HOPE, LOSS, AND INTERDEPENDENCE OF THE WAKE FAMILY
HOPE, LOSS, AND INTERDEPENDENCE OF THE WAKE FAMILY
In the spooky original comic novel, Wake the Dead by Steven McGee, readers meet a trio of siblings living a life only few can imagine. One built on necromancy; a ritual used in raising the dead. Whereas necromancy in literature usually suggests either cold ambition or creepy villainy, Steven instead presents a picture of family perseverance, emotional toughness, and fragile hope. In a dark universe filled with human and mystical dangers, the Wake siblings' finest magic is not merely bringing the dead back to life but also being a source of strength to each other in times of difficulties and challenges.
Wake The Dead follows the path of two sisters and their younger brother, bound not only by flesh and blood but by a wild, unwavering desire to reclaim their father's body, though not sure where it could be. Driven into the deadly business of necromancy to make a living, the siblings must survive a series of dangers from a religious sect with opposing ideologies who try to end their practice (known as the purists), to banshees that signal death rather than salvation. Yet amidst this darkness, the Wake family’s dependence on each other shines as a rare and resilient light.
Following their story is a chilling question: what keeps them moving forward? Is it the hope of being reunited with their father’s body, or the ignorance of its whereabouts that will not grant them rest? Steven McGee reflects this emotional doubt throughout the story, so that readers are exposed to not only gruesome combat and grisly rituals, but scenes of silent tenderness. The siblings brawl, scheme, and argue, but their bond is their strongest defense. Their necromantic abilities are secondary to their ability to trust, to lean on each other, when the weight of their grief threatens to eat them up.
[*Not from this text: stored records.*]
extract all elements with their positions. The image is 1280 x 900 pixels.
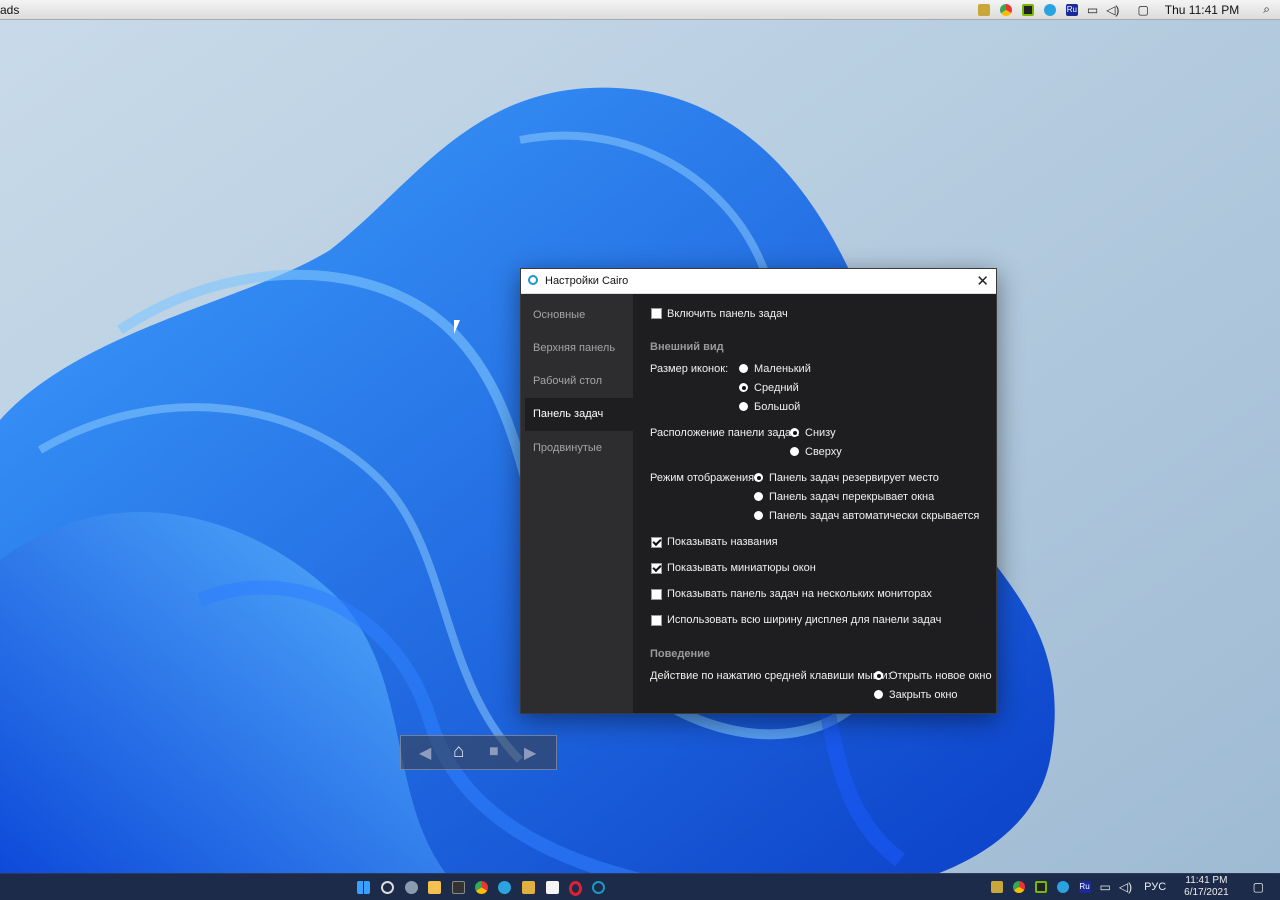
icon-size-large-radio[interactable] <box>739 402 748 411</box>
tray-chrome-icon[interactable] <box>1012 881 1025 893</box>
sidebar-item-taskbar[interactable]: Панель задач <box>525 398 633 431</box>
folder-app-icon[interactable] <box>522 881 535 894</box>
home-icon[interactable]: ⌂ <box>453 741 464 763</box>
settings-content: Включить панель задач Внешний вид Размер… <box>633 294 996 713</box>
menubar-left-label[interactable]: ads <box>0 3 19 17</box>
multi-monitor-label[interactable]: Показывать панель задач на нескольких мо… <box>667 588 932 600</box>
middle-click-label: Действие по нажатию средней клавиши мыши… <box>650 670 891 682</box>
tray-volume-icon[interactable]: ◁) <box>1119 880 1132 894</box>
menubar-clock[interactable]: Thu 11:41 PM <box>1165 3 1239 17</box>
position-top-label[interactable]: Сверху <box>805 446 842 458</box>
settings-sidebar: Основные Верхняя панель Рабочий стол Пан… <box>521 294 633 713</box>
icon-size-medium-radio[interactable] <box>739 383 748 392</box>
show-thumbnails-checkbox[interactable] <box>651 562 662 574</box>
settings-window: Настройки Cairo ✕ Основные Верхняя панел… <box>520 268 997 714</box>
tray-ru-badge-icon[interactable]: Ru <box>1078 881 1091 893</box>
enable-taskbar-label: Включить панель задач <box>667 308 788 320</box>
display-mode-label: Режим отображения: <box>650 472 758 484</box>
start-icon[interactable] <box>357 881 370 894</box>
desktop-navigation-widget: ◀ ⌂ ■ ▶ <box>400 735 557 770</box>
mode-reserve-radio[interactable] <box>754 473 763 482</box>
taskbar-date: 6/17/2021 <box>1184 887 1229 898</box>
full-width-label[interactable]: Использовать всю ширину дисплея для пане… <box>667 614 941 626</box>
network-icon[interactable]: ▭ <box>1087 3 1098 17</box>
mode-overlap-radio[interactable] <box>754 492 763 501</box>
tray-network-icon[interactable]: ▭ <box>1100 880 1111 894</box>
tray-notification-icon[interactable]: ▢ <box>1253 880 1264 894</box>
mode-autohide-radio[interactable] <box>754 511 763 520</box>
show-labels-checkbox[interactable] <box>651 536 662 548</box>
cairo-icon[interactable] <box>592 881 605 894</box>
full-width-checkbox[interactable] <box>651 615 662 626</box>
position-bottom-radio[interactable] <box>790 428 799 437</box>
back-arrow-icon[interactable]: ◀ <box>419 743 431 763</box>
taskbar-position-label: Расположение панели задач: <box>650 427 800 439</box>
position-bottom-label[interactable]: Снизу <box>805 427 836 439</box>
explorer-icon[interactable] <box>428 881 441 894</box>
icon-size-label: Размер иконок: <box>650 363 729 375</box>
tray-telegram-icon[interactable] <box>1056 881 1069 893</box>
clipboard-icon[interactable] <box>977 3 990 16</box>
icon-size-medium-label[interactable]: Средний <box>754 382 799 394</box>
sidebar-item-desktop[interactable]: Рабочий стол <box>525 365 633 398</box>
search-icon[interactable]: ⌕ <box>1263 2 1270 17</box>
language-indicator[interactable]: РУС <box>1144 881 1166 893</box>
sidebar-item-advanced[interactable]: Продвинутые <box>525 432 633 465</box>
taskbar-tray: Ru ▭ ◁) РУС 11:41 PM 6/17/2021 ▢ <box>986 874 1280 900</box>
mouse-cursor <box>454 320 460 334</box>
mode-autohide-label[interactable]: Панель задач автоматически скрывается <box>769 510 979 522</box>
chrome-icon[interactable] <box>475 881 488 894</box>
middle-click-close-label[interactable]: Закрыть окно <box>889 689 958 701</box>
cairo-app-icon <box>528 275 538 285</box>
terminal-icon[interactable] <box>452 881 465 894</box>
tray-nvidia-icon[interactable] <box>1034 881 1047 893</box>
volume-icon[interactable]: ◁) <box>1106 3 1119 17</box>
bottom-taskbar: Ru ▭ ◁) РУС 11:41 PM 6/17/2021 ▢ <box>0 873 1280 900</box>
show-labels-label[interactable]: Показывать названия <box>667 536 778 548</box>
icon-size-small-radio[interactable] <box>739 364 748 373</box>
icon-size-large-label[interactable]: Большой <box>754 401 800 413</box>
enable-taskbar-checkbox[interactable] <box>651 308 662 319</box>
ru-badge-icon[interactable]: Ru <box>1065 3 1078 16</box>
behavior-header: Поведение <box>650 648 710 660</box>
icon-size-small-label[interactable]: Маленький <box>754 363 811 375</box>
search-icon[interactable] <box>381 881 394 894</box>
middle-click-close-radio[interactable] <box>874 690 883 699</box>
window-title: Настройки Cairo <box>545 275 629 287</box>
nvidia-icon[interactable] <box>1021 3 1034 16</box>
mode-overlap-label[interactable]: Панель задач перекрывает окна <box>769 491 934 503</box>
notification-icon[interactable]: ▢ <box>1137 3 1148 17</box>
forward-arrow-icon[interactable]: ▶ <box>524 743 536 763</box>
opera-icon[interactable] <box>569 881 582 896</box>
chrome-icon[interactable] <box>999 3 1012 16</box>
settings-icon[interactable] <box>405 881 418 894</box>
telegram-icon[interactable] <box>498 881 511 894</box>
notion-icon[interactable] <box>546 881 559 894</box>
top-tray: Ru ▭ ◁) ▢ Thu 11:41 PM ⌕ <box>973 0 1280 19</box>
appearance-header: Внешний вид <box>650 341 724 353</box>
close-button[interactable]: ✕ <box>976 272 989 290</box>
taskbar-time: 11:41 PM <box>1185 875 1228 886</box>
middle-click-new-window-label[interactable]: Открыть новое окно <box>889 670 992 682</box>
multi-monitor-checkbox[interactable] <box>651 589 662 600</box>
sidebar-item-menubar[interactable]: Верхняя панель <box>525 332 633 365</box>
middle-click-new-window-radio[interactable] <box>874 671 883 680</box>
folder-icon[interactable]: ■ <box>489 743 499 761</box>
tray-clipboard-icon[interactable] <box>990 881 1003 893</box>
telegram-icon[interactable] <box>1043 3 1056 16</box>
show-thumbnails-label[interactable]: Показывать миниатюры окон <box>667 562 816 574</box>
mode-reserve-label[interactable]: Панель задач резервирует место <box>769 472 939 484</box>
window-titlebar[interactable]: Настройки Cairo ✕ <box>521 269 996 294</box>
position-top-radio[interactable] <box>790 447 799 456</box>
sidebar-item-general[interactable]: Основные <box>525 299 633 332</box>
taskbar-clock[interactable]: 11:41 PM 6/17/2021 <box>1184 875 1229 899</box>
top-menu-bar: ads Ru ▭ ◁) ▢ Thu 11:41 PM ⌕ <box>0 0 1280 20</box>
Stylistically, Steven blends black humor with chilly suspense so that even as the stakes are dangerous, humor and human absurdity are present. His graphical comic welcomes readers to a world where the absurdity of life and death is mirrored in the absurdity of holding onto family in a disintegrating world. In Wake the Dead, the necromancy of the Wake siblings is a metaphor for the emotional resurrection we all attempt after a tragic loss.
Wake The Dead is not just a tale of graveyards and ghouls. It is a lesson in survival not of the fittest, but of the most bonded. Steven McGee shows us that in the face of unstoppable decay, hope and misery have a tendency to drive the same road. It is only by reaching back for each other that the Wake family can push on through the darkness.
Written by: Andrea Kpolugbo










It looks spooky, but something worth my time to read because of the lessons you drafted from the whole story.
Thank you so much! Hope you’ll give it a read. There’s more to discover in the story.